Associated Press
ALBERT LEA, Minn. -- The rules say the recovering addicts at the Fountain Centers halfway house must work, but since they haven't been able to find jobs in this southern Minnesota town the center will soon close.
"With a halfway house, the hope is that they'll transition into the community. Without employment they're out of luck," said Garth Barker, executive director of Fountain Centers. "Because of the employment situation in Albert Lea, the focus of the halfway house wasn't working."
The checkered past of some recovering drug addicts hurt their employment prospects, but the closing points to an odd economic indicator that other more prosperous cities, like Owatonna and Rochester, aren't feeling.

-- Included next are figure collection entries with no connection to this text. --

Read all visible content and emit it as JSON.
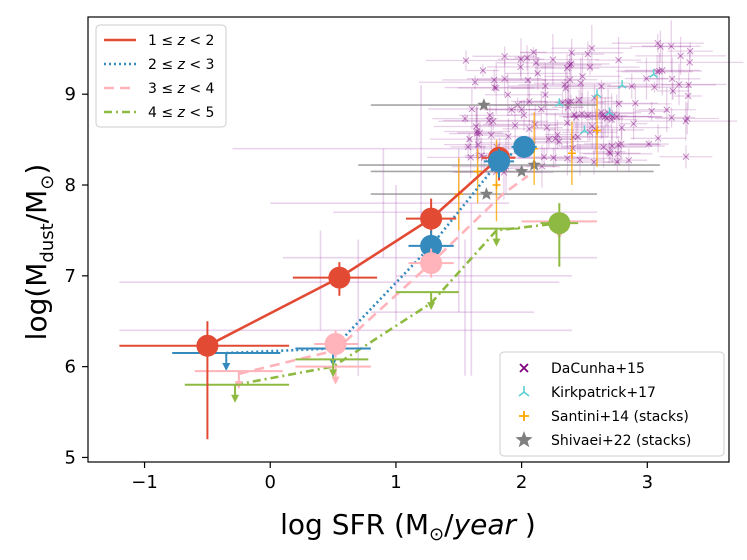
{
  "chart_data": {
    "type": "scatter",
    "xlabel_parts": {
      "main": "log SFR (M",
      "sun": "⊙",
      "slash": "/",
      "unit": "year",
      "close": " )"
    },
    "ylabel_parts": {
      "main": "log(M",
      "sub": "dust",
      "mid": "/M",
      "sun": "⊙",
      "close": ")"
    },
    "xlim": [
      -1.45,
      3.65
    ],
    "ylim": [
      4.95,
      9.85
    ],
    "xticks": [
      -1,
      0,
      1,
      2,
      3
    ],
    "yticks": [
      5,
      6,
      7,
      8,
      9
    ],
    "grid": false,
    "legend_top": [
      {
        "label_parts": [
          "1 ≤ ",
          "z",
          " < 2"
        ],
        "color": "#e24a33",
        "dash": "solid"
      },
      {
        "label_parts": [
          "2 ≤ ",
          "z",
          " < 3"
        ],
        "color": "#348abd",
        "dash": "dotted"
      },
      {
        "label_parts": [
          "3 ≤ ",
          "z",
          " < 4"
        ],
        "color": "#ffb3ba",
        "dash": "dashed"
      },
      {
        "label_parts": [
          "4 ≤ ",
          "z",
          " < 5"
        ],
        "color": "#8eba42",
        "dash": "dashdot"
      }
    ],
    "legend_bottom": [
      {
        "label": "DaCunha+15",
        "marker": "x",
        "color": "#800080"
      },
      {
        "label": "Kirkpatrick+17",
        "marker": "tri",
        "color": "#5bd0d0"
      },
      {
        "label": "Santini+14 (stacks)",
        "marker": "plus",
        "color": "#ffa500"
      },
      {
        "label": "Shivaei+22 (stacks)",
        "marker": "star",
        "color": "#808080"
      }
    ],
    "series": [
      {
        "color": "#e24a33",
        "dash": "solid",
        "x": [
          -0.5,
          0.55,
          1.28,
          1.82
        ],
        "y": [
          6.23,
          6.98,
          7.63,
          8.3
        ]
      },
      {
        "color": "#348abd",
        "dash": "dotted",
        "x": [
          -0.35,
          0.5,
          1.28,
          1.82,
          2.02
        ],
        "y": [
          6.15,
          6.2,
          7.33,
          8.26,
          8.42
        ]
      },
      {
        "color": "#ffb3ba",
        "dash": "dashed",
        "x": [
          -0.25,
          0.52,
          1.28,
          1.85,
          2.05
        ],
        "y": [
          5.92,
          6.18,
          7.14,
          7.9,
          8.1
        ]
      },
      {
        "color": "#8eba42",
        "dash": "dashdot",
        "x": [
          -0.28,
          0.5,
          1.28,
          1.8,
          2.3
        ],
        "y": [
          5.8,
          6.0,
          6.7,
          7.5,
          7.58
        ]
      }
    ],
    "points": [
      {
        "color": "#e24a33",
        "x": -0.5,
        "y": 6.23,
        "xlo": -1.2,
        "xhi": 0.15,
        "ylo": 5.2,
        "yhi": 6.5
      },
      {
        "color": "#e24a33",
        "x": 0.55,
        "y": 6.98,
        "xlo": 0.18,
        "xhi": 0.85,
        "ylo": 6.78,
        "yhi": 7.15
      },
      {
        "color": "#e24a33",
        "x": 1.28,
        "y": 7.63,
        "xlo": 1.08,
        "xhi": 1.48,
        "ylo": 7.4,
        "yhi": 7.85
      },
      {
        "color": "#e24a33",
        "x": 1.82,
        "y": 8.3,
        "xlo": 1.68,
        "xhi": 1.95,
        "ylo": 8.05,
        "yhi": 8.42
      },
      {
        "color": "#348abd",
        "x": 1.28,
        "y": 7.33,
        "xlo": 1.1,
        "xhi": 1.46,
        "ylo": 7.15,
        "yhi": 7.5
      },
      {
        "color": "#348abd",
        "x": 1.82,
        "y": 8.26,
        "xlo": 1.7,
        "xhi": 1.94,
        "ylo": 8.08,
        "yhi": 8.4
      },
      {
        "color": "#348abd",
        "x": 2.02,
        "y": 8.42,
        "xlo": 1.92,
        "xhi": 2.12,
        "ylo": 8.3,
        "yhi": 8.52
      },
      {
        "color": "#ffb3ba",
        "x": 0.52,
        "y": 6.25,
        "xlo": 0.35,
        "xhi": 0.7,
        "ylo": 6.1,
        "yhi": 6.4
      },
      {
        "color": "#ffb3ba",
        "x": 1.28,
        "y": 7.14,
        "xlo": 1.1,
        "xhi": 1.46,
        "ylo": 6.98,
        "yhi": 7.3
      },
      {
        "color": "#8eba42",
        "x": 2.3,
        "y": 7.58,
        "xlo": 2.15,
        "xhi": 2.45,
        "ylo": 7.1,
        "yhi": 7.8
      }
    ],
    "upper_limits": [
      {
        "color": "#348abd",
        "x": -0.35,
        "y": 6.15,
        "xlo": -0.78,
        "xhi": 0.08
      },
      {
        "color": "#348abd",
        "x": 0.5,
        "y": 6.2,
        "xlo": 0.2,
        "xhi": 0.8
      },
      {
        "color": "#ffb3ba",
        "x": -0.25,
        "y": 5.95,
        "xlo": -0.6,
        "xhi": 0.1
      },
      {
        "color": "#ffb3ba",
        "x": 0.52,
        "y": 6.0,
        "xlo": 0.2,
        "xhi": 0.8
      },
      {
        "color": "#ffb3ba",
        "x": 2.3,
        "y": 7.6,
        "xlo": 2.0,
        "xhi": 2.6
      },
      {
        "color": "#8eba42",
        "x": -0.28,
        "y": 5.8,
        "xlo": -0.68,
        "xhi": 0.15
      },
      {
        "color": "#8eba42",
        "x": 0.5,
        "y": 6.08,
        "xlo": 0.2,
        "xhi": 0.78
      },
      {
        "color": "#8eba42",
        "x": 1.28,
        "y": 6.82,
        "xlo": 1.0,
        "xhi": 1.5
      },
      {
        "color": "#8eba42",
        "x": 1.8,
        "y": 7.52,
        "xlo": 1.65,
        "xhi": 1.98
      }
    ],
    "dacunha_scatter": {
      "color": "#800080",
      "n": 140,
      "xmin": 1.55,
      "xmax": 3.4,
      "ymin": 8.2,
      "ymax": 9.5
    },
    "dacunha_wide_errors": [
      {
        "x": 0.7,
        "y": 6.4,
        "xlo": -1.2,
        "xhi": 2.4,
        "ylo": 5.9,
        "yhi": 7.4
      },
      {
        "x": 1.0,
        "y": 7.2,
        "xlo": 0.1,
        "xhi": 2.6,
        "ylo": 6.5,
        "yhi": 8.0
      },
      {
        "x": 0.4,
        "y": 6.93,
        "xlo": -1.2,
        "xhi": 2.3,
        "ylo": 6.4,
        "yhi": 7.5
      },
      {
        "x": 1.5,
        "y": 7.7,
        "xlo": 0.5,
        "xhi": 2.6,
        "ylo": 6.6,
        "yhi": 8.4
      },
      {
        "x": 1.2,
        "y": 8.4,
        "xlo": -0.3,
        "xhi": 2.8,
        "ylo": 7.6,
        "yhi": 9.1
      },
      {
        "x": 1.6,
        "y": 7.0,
        "xlo": 1.0,
        "xhi": 2.4,
        "ylo": 5.9,
        "yhi": 7.8
      },
      {
        "x": 1.55,
        "y": 6.6,
        "xlo": 0.8,
        "xhi": 2.1,
        "ylo": 5.9,
        "yhi": 7.4
      },
      {
        "x": 0.9,
        "y": 7.8,
        "xlo": 0.0,
        "xhi": 1.9,
        "ylo": 7.2,
        "yhi": 8.4
      }
    ],
    "shivaei": [
      {
        "x": 1.7,
        "y": 8.88,
        "xlo": 0.8,
        "xhi": 2.6,
        "color": "#808080"
      },
      {
        "x": 2.0,
        "y": 8.15,
        "xlo": 0.8,
        "xhi": 3.05,
        "color": "#808080"
      },
      {
        "x": 2.1,
        "y": 8.22,
        "xlo": 0.7,
        "xhi": 3.1,
        "color": "#808080"
      },
      {
        "x": 1.72,
        "y": 7.9,
        "xlo": 0.8,
        "xhi": 2.6,
        "color": "#808080"
      }
    ],
    "santini": [
      {
        "x": 1.5,
        "y": 7.9,
        "ylo": 7.5,
        "yhi": 8.3
      },
      {
        "x": 1.8,
        "y": 8.0,
        "ylo": 7.6,
        "yhi": 8.5
      },
      {
        "x": 2.1,
        "y": 8.4,
        "ylo": 8.0,
        "yhi": 8.8
      },
      {
        "x": 2.4,
        "y": 8.35,
        "ylo": 8.0,
        "yhi": 8.7
      },
      {
        "x": 2.6,
        "y": 8.6,
        "ylo": 8.2,
        "yhi": 9.0
      },
      {
        "x": 1.65,
        "y": 8.15,
        "ylo": 7.8,
        "yhi": 8.4
      }
    ],
    "kirkpatrick": [
      {
        "x": 2.3,
        "y": 8.9
      },
      {
        "x": 2.6,
        "y": 9.0
      },
      {
        "x": 2.8,
        "y": 9.1
      },
      {
        "x": 2.5,
        "y": 8.6
      },
      {
        "x": 3.05,
        "y": 9.22
      },
      {
        "x": 2.7,
        "y": 8.8
      }
    ]
  }
}
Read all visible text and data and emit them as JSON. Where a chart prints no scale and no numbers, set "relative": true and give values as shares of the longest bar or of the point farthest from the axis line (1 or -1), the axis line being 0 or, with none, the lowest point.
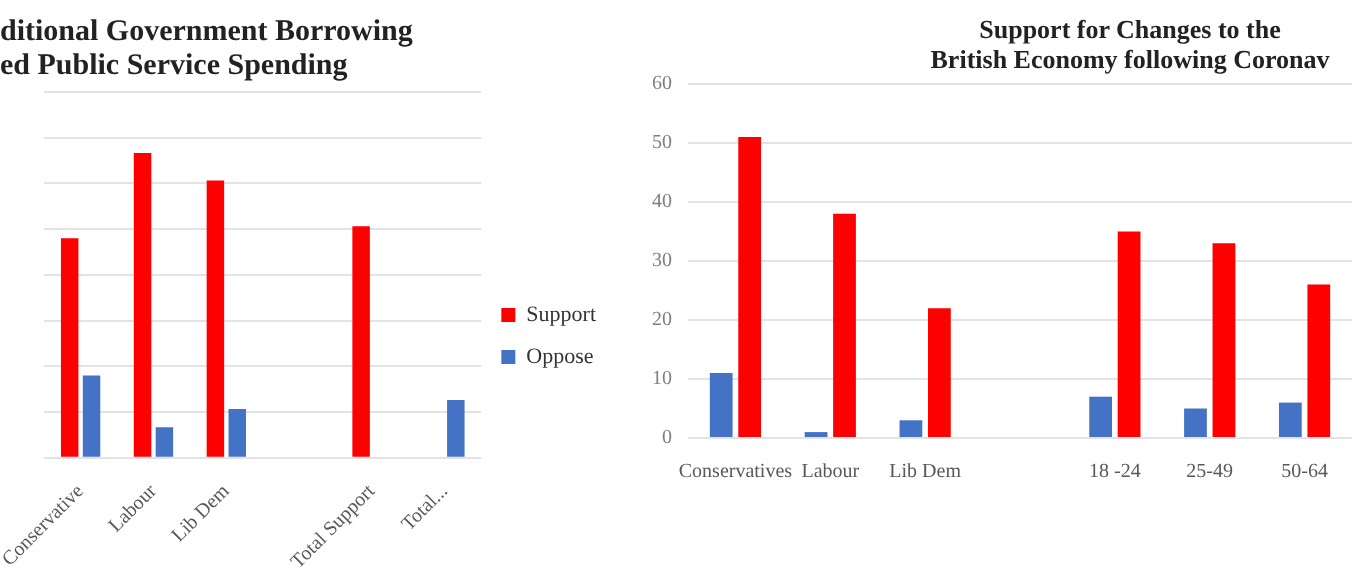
{
  "chart_data": [
    {
      "type": "bar",
      "title": "ditional Government Borrowing\ned Public Service Spending",
      "categories": [
        "Conservative",
        "Labour",
        "Lib Dem",
        null,
        "Total Support",
        "Total..."
      ],
      "series": [
        {
          "name": "Support",
          "color": "#ff0000",
          "values": [
            0.72,
            1,
            0.91,
            null,
            0.76,
            null
          ]
        },
        {
          "name": "Oppose",
          "color": "#4472c4",
          "values": [
            0.27,
            0.1,
            0.16,
            null,
            null,
            0.19
          ]
        }
      ],
      "relative": true,
      "grid": "y",
      "legend": "right"
    },
    {
      "type": "bar",
      "title": "Support for Changes to the\nBritish Economy following Coronav",
      "categories": [
        "Conservatives",
        "Labour",
        "Lib Dem",
        null,
        "18 -24",
        "25-49",
        "50-64"
      ],
      "series": [
        {
          "color": "#4472c4",
          "values": [
            11,
            1,
            3,
            null,
            7,
            5,
            6
          ]
        },
        {
          "color": "#ff0000",
          "values": [
            51,
            38,
            22,
            null,
            35,
            33,
            26
          ]
        }
      ],
      "ylim": [
        0,
        60
      ],
      "yticks": [
        0,
        10,
        20,
        30,
        40,
        50,
        60
      ],
      "grid": "y"
    }
  ]
}
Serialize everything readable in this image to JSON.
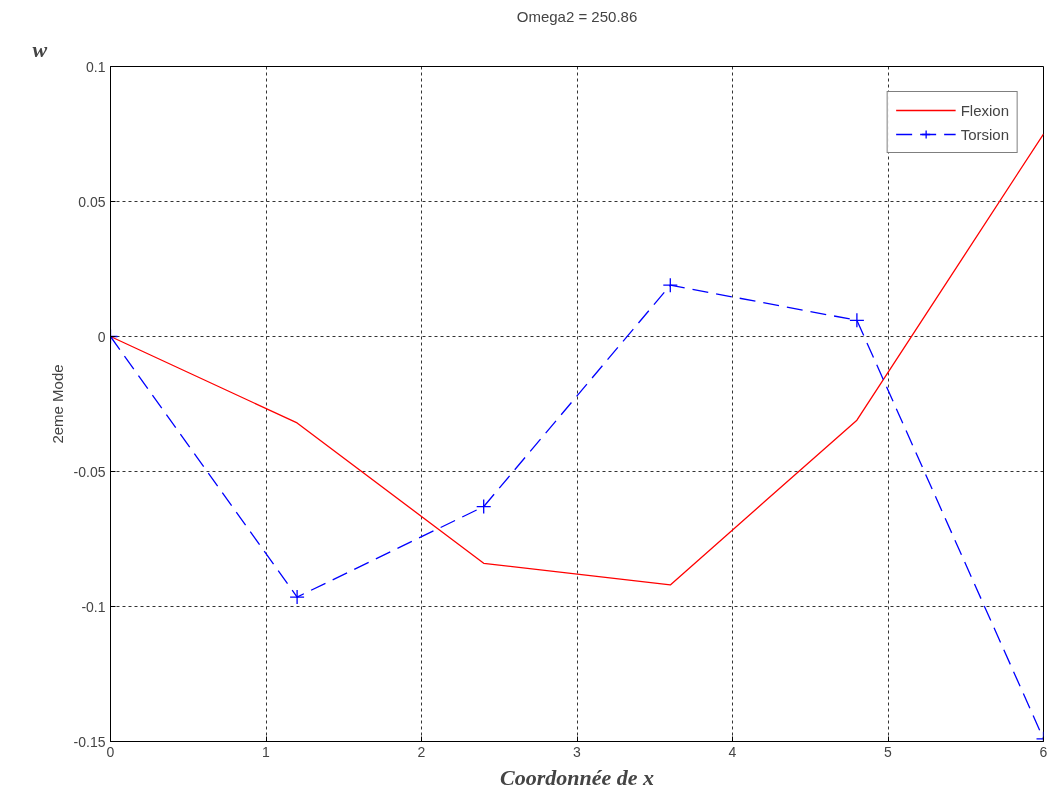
{
  "chart_data": {
    "type": "line",
    "title": "Omega2 = 250.86",
    "xlabel": "Coordonnée de x",
    "ylabel": "2eme Mode",
    "annotations": [
      "w"
    ],
    "x": [
      0,
      1.2,
      2.4,
      3.6,
      4.8,
      6
    ],
    "series": [
      {
        "name": "Flexion",
        "color": "#ff0000",
        "values": [
          0,
          -0.032,
          -0.084,
          -0.092,
          -0.031,
          0.075
        ],
        "marker": "none",
        "line_style": "solid"
      },
      {
        "name": "Torsion",
        "color": "#0000ff",
        "values": [
          0,
          -0.0965,
          -0.063,
          0.019,
          0.006,
          -0.149
        ],
        "marker": "cross",
        "line_style": "dashed"
      }
    ],
    "xlim": [
      0,
      6
    ],
    "ylim": [
      -0.15,
      0.1
    ],
    "xticks": [
      0,
      1,
      2,
      3,
      4,
      5,
      6
    ],
    "yticks": [
      -0.15,
      -0.1,
      -0.05,
      0,
      0.05,
      0.1
    ],
    "grid": true,
    "legend": "top right"
  }
}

At the West Hills Lodge Alcohol and Drug Center in Owatonna, Director David Remmel said the factories in town leave entry level jobs open at places like Burger King and Applebee's for his clients.
ADVERTISEMENT
"Those that want to work find jobs. Those that don't want work don't," he said.
But he said that attitude toward clients wouldn't work in Albert Lea. With layoffs, entry-level jobs get snatched up by more qualified workers with better work histories.
Barker said the Albert Lea program will be replaced by a completely inpatient program, and people who would have been eligible for Fountain Center's halfway house will be referred elsewhere.
Barker said the program had worked well since it opened in 1997.